There are two types of law that regulate the use of criminal record checks.

Federal Civil Rights Law. Asking applicants to disclose their criminal records may violate their civil rights. Before asking about them, ask yourself:

  • Is there an adverse impact on minority applicants?
  • If there is an adverse impact, is the record check related to the performance of the job or some other business necessity?
  • If there is a business necessity, is there another way to investigate the applicant's background to get around the adverse impact?

State law. Some states restrict checks of criminal records to those employers who are checking for specified reasons. Some states even prosecute employers that violate laws preventing criminal record disclosure. On the other hand, most states prohibit people convicted of certain crimes from holding certain occupations, such as home health worker, daycare worker, teacher, etc.
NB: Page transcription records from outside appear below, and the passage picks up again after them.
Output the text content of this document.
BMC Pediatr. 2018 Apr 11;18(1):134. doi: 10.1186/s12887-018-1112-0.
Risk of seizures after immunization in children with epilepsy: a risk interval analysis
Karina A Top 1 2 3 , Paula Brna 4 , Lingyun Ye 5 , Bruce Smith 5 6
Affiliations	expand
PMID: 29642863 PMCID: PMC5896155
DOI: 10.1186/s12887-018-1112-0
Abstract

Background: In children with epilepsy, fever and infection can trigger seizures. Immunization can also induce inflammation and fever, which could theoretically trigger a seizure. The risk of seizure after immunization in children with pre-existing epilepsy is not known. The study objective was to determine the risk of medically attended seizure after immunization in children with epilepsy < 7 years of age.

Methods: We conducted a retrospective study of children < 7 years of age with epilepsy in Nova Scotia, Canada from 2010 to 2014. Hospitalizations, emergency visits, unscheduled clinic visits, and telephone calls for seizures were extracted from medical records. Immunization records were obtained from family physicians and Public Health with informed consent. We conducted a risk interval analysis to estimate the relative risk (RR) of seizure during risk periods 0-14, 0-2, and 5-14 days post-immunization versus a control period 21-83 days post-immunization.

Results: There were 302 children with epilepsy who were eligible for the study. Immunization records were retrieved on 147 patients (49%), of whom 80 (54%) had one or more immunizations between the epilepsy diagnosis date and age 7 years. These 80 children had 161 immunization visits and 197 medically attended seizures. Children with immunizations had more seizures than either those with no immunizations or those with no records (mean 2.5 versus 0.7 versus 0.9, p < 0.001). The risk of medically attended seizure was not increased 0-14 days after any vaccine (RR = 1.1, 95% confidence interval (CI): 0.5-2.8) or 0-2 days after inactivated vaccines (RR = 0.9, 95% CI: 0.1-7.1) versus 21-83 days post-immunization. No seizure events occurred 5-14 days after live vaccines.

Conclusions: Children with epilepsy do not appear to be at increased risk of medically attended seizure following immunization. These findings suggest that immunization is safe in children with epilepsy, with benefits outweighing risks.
Checking Conviction Records

We recommend that you check conviction records only if you need to do so to protect your business from negligent hiring claims. Whether you are justified in requesting a criminal record check can be determined from:

  • the type of position being filled
  • the information that you had obtained from the applicant, former employers, personal references, and educational references before you started a criminal record search
  • the ability of your business to bear the cost of the search

Where do you check? The easiest way to check conviction records is to have a private detective agency do it for you. You can also do it by communicating directly with:

  • the state's central repository of records
  • state and local criminal agencies
  • any county in which the applicant may have been living
  • the state's department of motor vehicles for records of driving-related convictions and violations
  • the Federal Bureau of Investigation

Legal considerations. Because conviction records can cover an array of behavior and can sometimes unfairly affect certain groups of people, be sure to:

  • comply with anti-discrimination laws, both federal (if you have 15 or more employees) and state
  • avoid violating state laws that restrict use and disclosure of criminal records or that require you to check conviction records based on the nature of your industry or the type of position you are filling

Checking Arrest Records

Routine checking of arrest records isn't permitted. An arrest record alone is not proof that an applicant committed a crime.

In the event that you are permitted to check arrest records, in order to deny employment on the basis of an arrest record, you must:

  • consider the relationship of the arrest charge to the position applied for
  • determine the likelihood that the applicant actually committed the conduct alleged in the arrest

If the arrest is related to the position, you must still:

  • look at surrounding circumstances
  • offer the applicant the chance to explain
  • make follow-up inquiries to evaluate the applicant's credibility

Generally, applicants do not even have to disclose any information concerning arrest or criminal charges that did not result in conviction.

A number of states have laws that grant applicants and employees certain protections against criminal disclosure based on privacy concerns.